Mental health advocates have strong case make to BMH
Reports that Butler Memorial Hospital is meeting with mental health professionals to determine how best to provide those services in the future is good news.
Mental health advocates and care providers have in recent months expressed concern over the BMH's future commitment to providing those services and providing them in the hospital.
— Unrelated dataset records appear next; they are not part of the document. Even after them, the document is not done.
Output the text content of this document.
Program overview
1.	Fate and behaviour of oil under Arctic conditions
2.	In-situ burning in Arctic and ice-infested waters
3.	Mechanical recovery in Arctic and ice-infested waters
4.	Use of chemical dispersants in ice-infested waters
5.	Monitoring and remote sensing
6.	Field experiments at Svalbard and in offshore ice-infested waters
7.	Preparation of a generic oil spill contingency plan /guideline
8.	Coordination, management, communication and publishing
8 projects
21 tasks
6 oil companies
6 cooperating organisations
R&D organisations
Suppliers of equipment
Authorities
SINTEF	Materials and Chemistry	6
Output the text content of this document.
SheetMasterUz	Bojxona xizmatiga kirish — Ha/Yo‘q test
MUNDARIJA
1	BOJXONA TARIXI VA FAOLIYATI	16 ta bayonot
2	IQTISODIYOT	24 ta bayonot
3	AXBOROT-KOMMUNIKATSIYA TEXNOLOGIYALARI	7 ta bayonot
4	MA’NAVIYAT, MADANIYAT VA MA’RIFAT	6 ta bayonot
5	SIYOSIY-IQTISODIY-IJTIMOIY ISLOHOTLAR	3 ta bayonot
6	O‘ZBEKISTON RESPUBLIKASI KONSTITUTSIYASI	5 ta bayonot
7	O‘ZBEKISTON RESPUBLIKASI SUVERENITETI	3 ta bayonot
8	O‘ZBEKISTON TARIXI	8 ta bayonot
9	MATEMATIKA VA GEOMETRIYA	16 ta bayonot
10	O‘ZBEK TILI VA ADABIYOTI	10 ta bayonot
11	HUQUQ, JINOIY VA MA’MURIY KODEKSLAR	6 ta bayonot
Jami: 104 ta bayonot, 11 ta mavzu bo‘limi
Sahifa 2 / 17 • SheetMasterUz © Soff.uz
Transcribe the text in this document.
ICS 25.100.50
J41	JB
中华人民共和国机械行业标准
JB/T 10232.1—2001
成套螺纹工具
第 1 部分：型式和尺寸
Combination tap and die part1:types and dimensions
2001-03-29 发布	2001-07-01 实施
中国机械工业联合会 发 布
As the debate over where to construct a new hospital and how that hospital will operate in the future, in-house mental health services appeared to be in jeopardy. A summary report of previous BMH studies put together by the Hammes Co. of Wisconsin to help cement consensus on the best location for a new hospital and the scope of the new hospital's services in the coming decades, stated the hospital's current psychiatric and substance abuse units would be "discontinued" in 2010. There was no public discussion of those services being offered in a new hospital.
Such a phasing out of in-house behavioral services was assailed by mental health care professionals and some family members of patients receiving mental health or drug and alcohol treatment. Still largely invisible to the general public, mental health services and drug and alcohol treatment provided at the hospital is crucial, even life-saving care for many people in Butler County.
With utilization of the hospital's current 59 in-patient behavior health beds — roughly divided between general psychiatric, geriatric and drug/alcohol treatment — averaging close to 90 percent, the need for these inpatient services in the community is obvious.
Any plan for a new hospital must examine how those patients can best be served. And the inpatient setting offers several advantages, including convenient treatment of patients with physical and well as behavioral components to their illness.
It cannot be overlooked that a stigma associated with mental health exists, and keeping behavior health services within the hospital no doubt eases misgivings people might have in seeking care as compared to a off-site location dedicated strictly to those services.
It is encouraging that county needs for behavioral health services — including mental health services as well as drug and alcohol treatment — are being examined while the feasibility of operating a two-campus arrangement for Butler Memorial Hospital is being studied by the Astorino architectural firm.
In November, groups including: Mental Health Association of Butler County, Irene Stacy Community Mental Health Association, Butler County Mental Health, Mental Retardation and Drug and Alcohol. Also included in the two meetings with hospital officials were PBS Associates, which includes psychologists and psychiatrists, as well as Horizon Health, which manages the BMH inpatient behavioral services.
Mental health services are not a highly visible part of the hospital, but current inpatient behavioral services at BMH reveal that the need is nonetheless great. For that reason it is encouraging that advocates for behavioral health services are making their case with officials from BMH for continuing to provide mental health services within the walls of any new hospital built to replace the current BMH facility.